The effects of abuse can linger for years. But with help, support, and education, the victims of religious abuse can find their way back to connection and a close relationship with Hashem.

“I know from myself that some parts of this spiritual abuse will remain inside me forever,” Adina says. “It’s very, very hard. But my experience has taught me to be careful. I don’t use mitzvos to get what I want.

“My children are gifts, and I thank Hashem for them every day. They’ve been given to me on loan, and I need to take good care of them. Yes, my children are obligated in the mitzvah of honoring their parents, and it’s my job to teach it to them. But whether they do so or not is their domain. It’s between them and Hashem.

“I’m so careful to always tell my kids, ‘Hashem loves you and wants the best for you. Hashem is happy with you. You’re his special child!’ I tell this to my brothers and sisters as well, to try to put a bandage on their wounds. Today’s generation needs love.”

What He Looks Like

Through their research, Dayan, Abraham, and Rolnick developed a profile of a spiritual abuser — a profile, they note, that’s virtually identical to that of a physical and emotional abuser. A few common traits:

Lack of communication skills

Without communication and mutual understanding, it’s impossible to maintain a normative life or healthy relationships. The trio found that the offenders were people with rigid personalities and obsessions.
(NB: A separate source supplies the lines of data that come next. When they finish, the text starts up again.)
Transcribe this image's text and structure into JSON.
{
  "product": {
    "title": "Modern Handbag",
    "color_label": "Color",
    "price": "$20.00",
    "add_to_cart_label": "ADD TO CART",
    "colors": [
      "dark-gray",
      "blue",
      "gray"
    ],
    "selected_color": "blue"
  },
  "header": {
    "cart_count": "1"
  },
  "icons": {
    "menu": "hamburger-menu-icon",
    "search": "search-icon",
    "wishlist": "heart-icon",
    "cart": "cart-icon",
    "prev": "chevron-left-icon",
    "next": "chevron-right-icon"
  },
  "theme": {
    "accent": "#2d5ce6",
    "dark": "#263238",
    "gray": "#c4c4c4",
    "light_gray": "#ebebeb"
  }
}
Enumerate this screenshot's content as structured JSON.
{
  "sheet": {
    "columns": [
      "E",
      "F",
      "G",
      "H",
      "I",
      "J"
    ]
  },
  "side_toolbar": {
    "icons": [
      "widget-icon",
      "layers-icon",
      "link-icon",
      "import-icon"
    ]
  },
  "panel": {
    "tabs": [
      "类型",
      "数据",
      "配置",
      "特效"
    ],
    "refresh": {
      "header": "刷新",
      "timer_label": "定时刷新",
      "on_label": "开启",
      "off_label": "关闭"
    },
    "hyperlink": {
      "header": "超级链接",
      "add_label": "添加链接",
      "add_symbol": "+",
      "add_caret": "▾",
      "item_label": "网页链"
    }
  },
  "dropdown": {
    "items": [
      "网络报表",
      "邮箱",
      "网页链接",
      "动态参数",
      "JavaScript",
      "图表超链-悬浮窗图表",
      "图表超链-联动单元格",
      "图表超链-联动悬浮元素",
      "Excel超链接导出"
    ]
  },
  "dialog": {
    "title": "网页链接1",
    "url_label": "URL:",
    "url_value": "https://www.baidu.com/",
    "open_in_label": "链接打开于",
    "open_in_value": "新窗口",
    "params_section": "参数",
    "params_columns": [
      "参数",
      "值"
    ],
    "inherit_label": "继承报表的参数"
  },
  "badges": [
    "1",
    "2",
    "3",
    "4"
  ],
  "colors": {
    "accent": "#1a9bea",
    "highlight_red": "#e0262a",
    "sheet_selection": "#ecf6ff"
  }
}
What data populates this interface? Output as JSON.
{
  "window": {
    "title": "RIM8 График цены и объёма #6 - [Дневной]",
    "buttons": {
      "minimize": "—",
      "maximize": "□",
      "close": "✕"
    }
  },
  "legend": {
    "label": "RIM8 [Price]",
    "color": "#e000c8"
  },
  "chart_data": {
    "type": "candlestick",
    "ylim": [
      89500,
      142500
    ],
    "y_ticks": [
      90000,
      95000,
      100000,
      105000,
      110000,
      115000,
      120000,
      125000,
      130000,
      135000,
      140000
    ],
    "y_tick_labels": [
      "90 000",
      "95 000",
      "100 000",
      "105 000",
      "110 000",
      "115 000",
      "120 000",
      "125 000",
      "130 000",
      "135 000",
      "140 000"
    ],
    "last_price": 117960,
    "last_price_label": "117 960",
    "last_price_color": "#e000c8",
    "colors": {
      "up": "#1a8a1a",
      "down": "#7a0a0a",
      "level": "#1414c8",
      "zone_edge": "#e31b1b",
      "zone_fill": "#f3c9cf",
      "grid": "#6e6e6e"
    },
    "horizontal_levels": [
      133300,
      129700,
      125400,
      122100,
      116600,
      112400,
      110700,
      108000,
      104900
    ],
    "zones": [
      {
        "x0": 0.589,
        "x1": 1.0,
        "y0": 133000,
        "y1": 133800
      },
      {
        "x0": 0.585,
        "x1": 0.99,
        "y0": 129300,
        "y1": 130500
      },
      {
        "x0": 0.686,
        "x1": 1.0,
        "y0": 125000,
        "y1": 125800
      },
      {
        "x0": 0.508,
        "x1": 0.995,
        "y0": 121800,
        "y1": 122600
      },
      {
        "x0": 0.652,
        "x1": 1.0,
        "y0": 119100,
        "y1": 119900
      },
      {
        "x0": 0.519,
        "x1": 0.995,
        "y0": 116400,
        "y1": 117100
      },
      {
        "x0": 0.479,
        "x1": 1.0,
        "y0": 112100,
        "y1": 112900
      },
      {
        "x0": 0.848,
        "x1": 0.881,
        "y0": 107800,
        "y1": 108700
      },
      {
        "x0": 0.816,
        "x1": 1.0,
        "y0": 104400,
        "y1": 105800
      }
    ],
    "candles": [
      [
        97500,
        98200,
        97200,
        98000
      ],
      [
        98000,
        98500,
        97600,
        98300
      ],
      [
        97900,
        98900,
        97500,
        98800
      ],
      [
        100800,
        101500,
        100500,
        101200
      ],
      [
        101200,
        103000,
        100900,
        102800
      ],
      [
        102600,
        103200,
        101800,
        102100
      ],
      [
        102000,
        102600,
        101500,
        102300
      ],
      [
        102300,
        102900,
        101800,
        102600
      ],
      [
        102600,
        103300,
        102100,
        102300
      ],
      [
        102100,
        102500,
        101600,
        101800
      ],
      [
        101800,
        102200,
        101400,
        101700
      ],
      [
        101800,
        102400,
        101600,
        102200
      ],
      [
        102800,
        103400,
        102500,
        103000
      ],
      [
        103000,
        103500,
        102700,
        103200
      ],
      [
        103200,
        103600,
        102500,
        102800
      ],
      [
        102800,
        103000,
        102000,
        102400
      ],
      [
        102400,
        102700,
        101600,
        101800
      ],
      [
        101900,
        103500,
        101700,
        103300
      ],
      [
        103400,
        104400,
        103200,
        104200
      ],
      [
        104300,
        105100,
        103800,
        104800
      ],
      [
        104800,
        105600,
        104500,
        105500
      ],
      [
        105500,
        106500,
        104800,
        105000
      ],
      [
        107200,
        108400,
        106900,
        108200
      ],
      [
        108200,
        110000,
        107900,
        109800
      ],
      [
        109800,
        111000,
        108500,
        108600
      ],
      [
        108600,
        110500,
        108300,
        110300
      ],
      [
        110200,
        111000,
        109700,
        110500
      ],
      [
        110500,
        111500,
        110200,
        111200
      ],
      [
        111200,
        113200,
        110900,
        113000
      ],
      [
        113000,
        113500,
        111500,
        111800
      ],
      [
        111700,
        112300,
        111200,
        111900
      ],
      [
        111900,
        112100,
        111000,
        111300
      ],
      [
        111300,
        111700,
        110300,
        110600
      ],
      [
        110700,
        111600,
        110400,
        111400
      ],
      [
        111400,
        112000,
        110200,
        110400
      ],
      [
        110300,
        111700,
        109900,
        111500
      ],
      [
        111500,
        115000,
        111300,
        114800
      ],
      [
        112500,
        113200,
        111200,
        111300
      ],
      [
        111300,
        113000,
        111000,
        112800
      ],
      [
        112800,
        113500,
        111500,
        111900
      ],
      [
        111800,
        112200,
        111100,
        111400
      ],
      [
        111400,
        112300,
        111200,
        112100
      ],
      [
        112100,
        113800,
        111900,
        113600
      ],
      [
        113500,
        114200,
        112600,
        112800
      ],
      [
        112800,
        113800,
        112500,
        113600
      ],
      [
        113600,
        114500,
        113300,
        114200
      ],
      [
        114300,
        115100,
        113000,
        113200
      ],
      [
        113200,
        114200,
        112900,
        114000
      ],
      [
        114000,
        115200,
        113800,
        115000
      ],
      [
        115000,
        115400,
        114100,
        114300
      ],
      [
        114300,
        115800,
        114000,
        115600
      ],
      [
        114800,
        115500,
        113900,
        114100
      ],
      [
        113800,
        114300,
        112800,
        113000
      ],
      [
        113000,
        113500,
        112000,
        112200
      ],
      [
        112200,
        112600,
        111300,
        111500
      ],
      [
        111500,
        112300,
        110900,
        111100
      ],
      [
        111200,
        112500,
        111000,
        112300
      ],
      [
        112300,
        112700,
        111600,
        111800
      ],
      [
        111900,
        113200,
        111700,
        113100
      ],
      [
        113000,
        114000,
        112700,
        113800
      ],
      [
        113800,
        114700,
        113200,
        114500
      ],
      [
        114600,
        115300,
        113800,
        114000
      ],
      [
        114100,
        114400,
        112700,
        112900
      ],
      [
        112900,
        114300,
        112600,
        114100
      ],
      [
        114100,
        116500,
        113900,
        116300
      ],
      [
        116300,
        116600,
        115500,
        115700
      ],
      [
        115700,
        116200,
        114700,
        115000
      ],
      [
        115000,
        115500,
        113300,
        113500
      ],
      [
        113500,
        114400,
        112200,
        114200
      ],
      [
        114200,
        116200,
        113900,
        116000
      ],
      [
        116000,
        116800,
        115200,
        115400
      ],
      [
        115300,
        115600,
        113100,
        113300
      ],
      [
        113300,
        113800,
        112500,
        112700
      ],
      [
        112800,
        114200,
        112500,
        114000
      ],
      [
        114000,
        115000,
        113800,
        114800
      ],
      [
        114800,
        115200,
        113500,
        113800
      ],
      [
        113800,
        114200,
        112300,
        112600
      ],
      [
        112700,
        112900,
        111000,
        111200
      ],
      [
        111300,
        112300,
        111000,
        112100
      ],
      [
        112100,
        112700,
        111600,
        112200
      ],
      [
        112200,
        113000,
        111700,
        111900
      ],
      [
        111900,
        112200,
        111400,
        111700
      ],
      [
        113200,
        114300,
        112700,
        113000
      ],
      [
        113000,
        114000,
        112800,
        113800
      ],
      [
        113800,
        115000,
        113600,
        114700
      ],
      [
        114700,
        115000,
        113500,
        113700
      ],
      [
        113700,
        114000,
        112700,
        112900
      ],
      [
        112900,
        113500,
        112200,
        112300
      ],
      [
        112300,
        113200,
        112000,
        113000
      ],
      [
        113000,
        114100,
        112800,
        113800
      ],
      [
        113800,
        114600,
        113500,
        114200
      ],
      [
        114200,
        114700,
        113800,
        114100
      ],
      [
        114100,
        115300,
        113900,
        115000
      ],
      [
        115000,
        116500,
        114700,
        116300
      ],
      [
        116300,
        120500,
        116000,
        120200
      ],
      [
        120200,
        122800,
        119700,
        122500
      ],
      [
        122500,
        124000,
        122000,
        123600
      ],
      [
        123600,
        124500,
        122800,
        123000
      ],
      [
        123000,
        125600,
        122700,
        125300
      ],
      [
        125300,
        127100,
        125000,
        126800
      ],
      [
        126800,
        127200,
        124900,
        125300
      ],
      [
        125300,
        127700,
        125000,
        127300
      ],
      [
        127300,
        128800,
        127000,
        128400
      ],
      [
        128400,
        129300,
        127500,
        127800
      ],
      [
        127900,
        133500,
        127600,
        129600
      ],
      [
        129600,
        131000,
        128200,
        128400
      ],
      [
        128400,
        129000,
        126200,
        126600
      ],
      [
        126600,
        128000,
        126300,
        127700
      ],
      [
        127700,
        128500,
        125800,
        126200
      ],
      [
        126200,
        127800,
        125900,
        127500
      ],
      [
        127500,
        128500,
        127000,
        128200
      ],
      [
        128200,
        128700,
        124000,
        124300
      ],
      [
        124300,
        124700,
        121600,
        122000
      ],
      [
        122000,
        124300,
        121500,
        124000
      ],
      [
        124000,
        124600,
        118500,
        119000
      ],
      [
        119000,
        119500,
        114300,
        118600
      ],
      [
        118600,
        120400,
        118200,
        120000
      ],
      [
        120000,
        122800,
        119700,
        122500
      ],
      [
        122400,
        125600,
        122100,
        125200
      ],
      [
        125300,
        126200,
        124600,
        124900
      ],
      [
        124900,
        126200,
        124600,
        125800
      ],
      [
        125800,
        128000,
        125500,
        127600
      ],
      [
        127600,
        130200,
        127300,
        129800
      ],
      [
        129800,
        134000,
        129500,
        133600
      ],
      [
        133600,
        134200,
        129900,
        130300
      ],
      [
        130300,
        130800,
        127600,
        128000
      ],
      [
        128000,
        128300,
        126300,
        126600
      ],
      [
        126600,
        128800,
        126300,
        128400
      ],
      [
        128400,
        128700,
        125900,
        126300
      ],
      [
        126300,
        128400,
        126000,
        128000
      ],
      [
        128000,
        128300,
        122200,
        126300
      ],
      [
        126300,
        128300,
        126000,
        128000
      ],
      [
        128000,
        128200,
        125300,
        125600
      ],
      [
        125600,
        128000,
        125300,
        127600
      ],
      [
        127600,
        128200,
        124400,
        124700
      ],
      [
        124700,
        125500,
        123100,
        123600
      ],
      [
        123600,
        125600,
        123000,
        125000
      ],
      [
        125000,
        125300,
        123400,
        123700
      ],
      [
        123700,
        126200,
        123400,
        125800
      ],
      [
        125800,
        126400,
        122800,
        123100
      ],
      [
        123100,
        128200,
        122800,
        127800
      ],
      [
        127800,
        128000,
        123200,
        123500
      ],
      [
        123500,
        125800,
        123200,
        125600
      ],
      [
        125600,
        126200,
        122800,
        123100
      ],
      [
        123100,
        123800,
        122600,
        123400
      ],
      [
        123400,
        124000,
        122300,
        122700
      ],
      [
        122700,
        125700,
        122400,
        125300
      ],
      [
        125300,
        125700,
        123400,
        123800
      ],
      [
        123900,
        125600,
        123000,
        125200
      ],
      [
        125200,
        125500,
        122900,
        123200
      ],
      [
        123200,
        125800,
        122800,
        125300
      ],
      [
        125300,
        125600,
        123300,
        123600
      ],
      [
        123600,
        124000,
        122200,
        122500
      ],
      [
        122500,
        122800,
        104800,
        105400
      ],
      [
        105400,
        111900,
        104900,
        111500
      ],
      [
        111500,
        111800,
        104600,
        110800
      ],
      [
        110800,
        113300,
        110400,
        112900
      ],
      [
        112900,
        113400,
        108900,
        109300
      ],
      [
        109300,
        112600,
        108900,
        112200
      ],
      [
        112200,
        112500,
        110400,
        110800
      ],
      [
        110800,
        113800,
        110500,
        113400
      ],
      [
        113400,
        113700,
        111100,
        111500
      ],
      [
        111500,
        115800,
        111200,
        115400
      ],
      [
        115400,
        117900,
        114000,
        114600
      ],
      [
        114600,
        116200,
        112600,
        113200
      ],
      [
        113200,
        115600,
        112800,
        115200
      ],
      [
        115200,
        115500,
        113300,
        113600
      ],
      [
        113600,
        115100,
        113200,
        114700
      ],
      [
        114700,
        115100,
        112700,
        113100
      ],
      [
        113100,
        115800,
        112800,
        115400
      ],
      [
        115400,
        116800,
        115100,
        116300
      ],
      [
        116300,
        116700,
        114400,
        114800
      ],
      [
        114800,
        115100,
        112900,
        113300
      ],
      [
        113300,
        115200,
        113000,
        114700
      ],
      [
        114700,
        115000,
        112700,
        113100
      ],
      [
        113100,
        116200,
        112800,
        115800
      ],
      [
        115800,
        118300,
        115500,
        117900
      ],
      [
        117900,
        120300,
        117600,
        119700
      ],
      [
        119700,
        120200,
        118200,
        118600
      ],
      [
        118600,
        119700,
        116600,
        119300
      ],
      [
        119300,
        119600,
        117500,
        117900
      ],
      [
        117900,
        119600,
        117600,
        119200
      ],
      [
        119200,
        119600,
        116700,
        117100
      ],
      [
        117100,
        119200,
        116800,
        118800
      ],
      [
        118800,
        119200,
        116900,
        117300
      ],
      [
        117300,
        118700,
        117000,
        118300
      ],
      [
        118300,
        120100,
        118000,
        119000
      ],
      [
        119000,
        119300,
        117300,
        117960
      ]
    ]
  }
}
This frequently caused them to be limited in their ability to communicate, to misunderstand the other person, and to assess reality through an egocentric and narrow viewpoint.

Often, this lack of communication skill led the offenders to abuse those around them without even realizing what they were doing. (“What does it hurt her? People today are so sensitive! There’s a mitzvah to give tochachah, and yes, it’s wrong to let a five-year-old go out without tights. We shouldn’t be afraid to speak up, even in public — especially when it’s related to a member of our family.”)

Need for conformity

Some people need their surroundings to conform with the behaviors they believe are correct. In many cases, these people will harm others when they feel this is the only way they can get everyone around them to practice these behaviors. The problem arises when the offender doesn’t pay any attention to the other party, disregarding her desires or even her age — for example, a father who hits his young son for eating candy without making a brachah, or who yells at his young daughter when her skirt flies up as she’s playing.

Need for control

To achieve the conformity in their surrounding environment that they so desire, the abusers must control their surroundings — and they’ll do whatever it takes, in any way they see fit.

(“She has to understand that it makes no difference what she thinks. A single girl shouldn’t have a cellphone. It makes no difference if she’s already 19, and it makes no difference if she bought it with her own money. I’m breaking it, and she’ll learn that this isn’t something that can come into our home!”)

External pressures  

Some interviewees shared that there were variables in their environment that caused the offenders to increase the intensity of their behavior — for example, the mother who was so nervous about high school acceptances that she forced her daughter to say the entire sefer Tehillim every day, telling her that otherwise she wouldn’t be accepted to any high school.